One of the official language spoken in Peru, like most South American countries, is Spanish. In the 16th century, Spanish colonizers brought this language to Peru and it soon became the primary language of Peru. In certain parts of Peru, indigenous languages are still spoken, such as Quechua and Aymara. Quechua is the second official language of Peru, it was the official language of the Inca people but spread to Spanish settlers since they had to learn it to communicate with and Christianize the Inca people. Now Quechua is spoken in Peru, Ecuador, Bolivia, and Colombia. Aymara is also spoken in Peru near lake Titicaca, though is mostly used in Bolivia.

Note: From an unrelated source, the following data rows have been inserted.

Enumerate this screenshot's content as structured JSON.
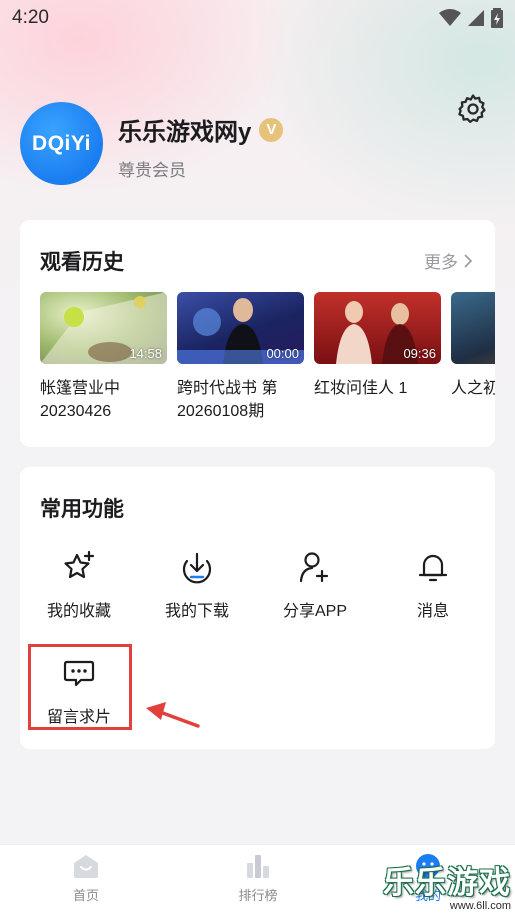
{
  "status_bar": {
    "time": "4:20"
  },
  "profile": {
    "avatar_text": "DQiYi",
    "username": "乐乐游戏网y",
    "badge": "V",
    "member_level": "尊贵会员"
  },
  "history": {
    "title": "观看历史",
    "more_label": "更多",
    "items": [
      {
        "title": "帐篷营业中 20230426",
        "duration": "14:58"
      },
      {
        "title": "跨时代战书 第20260108期",
        "duration": "00:00"
      },
      {
        "title": "红妆问佳人 1",
        "duration": "09:36"
      },
      {
        "title": "人之初 看版",
        "duration": ""
      }
    ]
  },
  "functions": {
    "title": "常用功能",
    "items": [
      {
        "label": "我的收藏",
        "icon": "star-plus-icon"
      },
      {
        "label": "我的下载",
        "icon": "download-icon"
      },
      {
        "label": "分享APP",
        "icon": "user-add-icon"
      },
      {
        "label": "消息",
        "icon": "bell-icon"
      },
      {
        "label": "留言求片",
        "icon": "message-icon"
      }
    ]
  },
  "tabbar": {
    "items": [
      {
        "label": "首页",
        "icon": "home-icon"
      },
      {
        "label": "排行榜",
        "icon": "ranking-icon"
      },
      {
        "label": "我的",
        "icon": "profile-icon"
      }
    ]
  },
  "watermark": {
    "text": "乐乐游戏",
    "url": "www.6ll.com"
  },
  "colors": {
    "accent": "#1a7df0",
    "highlight": "#e0413a",
    "badge": "#e7c27a"
  }
}
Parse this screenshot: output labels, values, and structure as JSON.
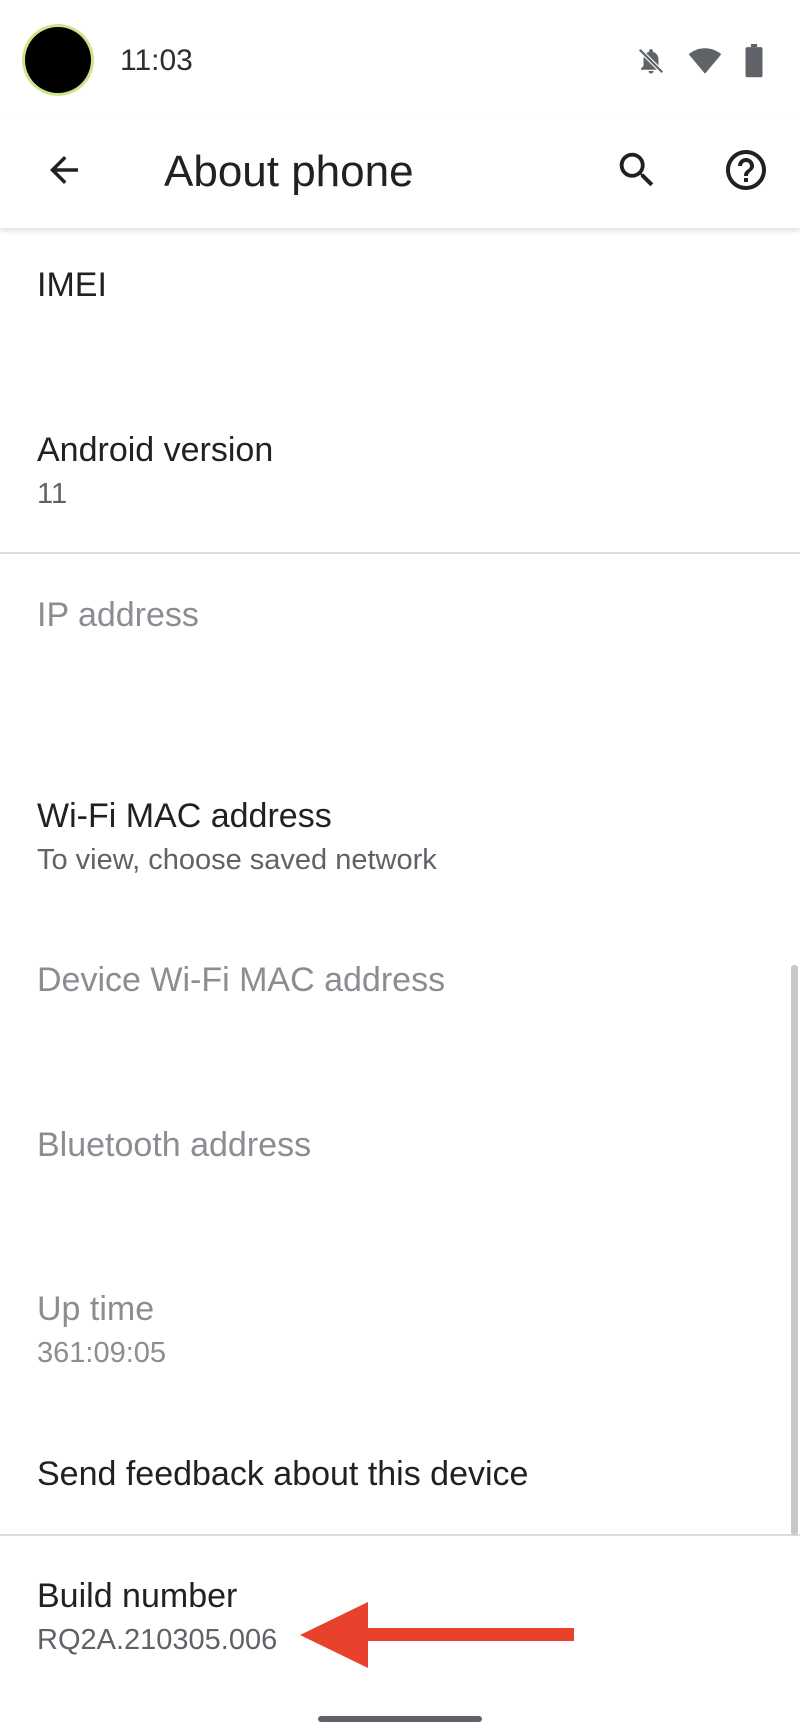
{
  "status_bar": {
    "time": "11:03",
    "icons": [
      "notifications-off-icon",
      "wifi-icon",
      "battery-icon"
    ]
  },
  "app_bar": {
    "title": "About phone",
    "back_icon": "arrow-back-icon",
    "search_icon": "search-icon",
    "help_icon": "help-icon"
  },
  "preferences": [
    {
      "title": "IMEI",
      "summary": "",
      "enabled": true
    },
    {
      "title": "Android version",
      "summary": "11",
      "enabled": true
    },
    {
      "title": "IP address",
      "summary": "",
      "enabled": false
    },
    {
      "title": "Wi-Fi MAC address",
      "summary": "To view, choose saved network",
      "enabled": true
    },
    {
      "title": "Device Wi-Fi MAC address",
      "summary": "",
      "enabled": false
    },
    {
      "title": "Bluetooth address",
      "summary": "",
      "enabled": false
    },
    {
      "title": "Up time",
      "summary": "361:09:05",
      "enabled": false
    },
    {
      "title": "Send feedback about this device",
      "summary": "",
      "enabled": true
    },
    {
      "title": "Build number",
      "summary": "RQ2A.210305.006",
      "enabled": true
    }
  ],
  "colors": {
    "annotation_arrow": "#e8412c",
    "text_primary": "#202124",
    "text_secondary": "#5f6368",
    "text_disabled": "#8a8d91",
    "divider": "#dadce0"
  }
}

Some common dishes in Peru are: Sopa a la criolla which is a soup with beef, potatoes and noodles. Lomo Saltado which are strips of beef with fried potatoes, fresh tomatoes, and onion. Papas a la huancaina which are potatoes with a spicy creamy cheese sauce with garlic. The two most famous Peruvian dishes are Anticuchos and Ceviche. Anticuchos is pieces of beef heart marinaded and cooked on skewers over an open flame. Ceviche, which is very popular along Peru's coastline, is fresh fish (sea bass, octopus, shrimp, and salmon are popular ceviche meats) marinaded in lemon juice, red onion, rocotos (a Peruvian chili) and sometimes avocado. Ceviche is usually served with lettuce, sweet potato and white corn.
Most Peruvians are Christian, in particular Roman Catholic. Over 80% of Peru's entire population is Roman Catholic, Peru also consists of Protestants, and Evangelicals.
During the time when the Spanish were settling in Peru and christianizing the natives Spanish missionaries had to learn Quechua in order to communicate with the natives. The christianizing of the indigenous people was not full-proof, even though most indigenous people converted, they still had some elements of their prior beliefs into their newly found catholic religion. For example the powers of the earth and the heavens differed, earth's powers being ruled feminine gods (Pachamama) and the heavens being masculine ruled. The catholicism in Peru was a mix of indigenous and European beliefs.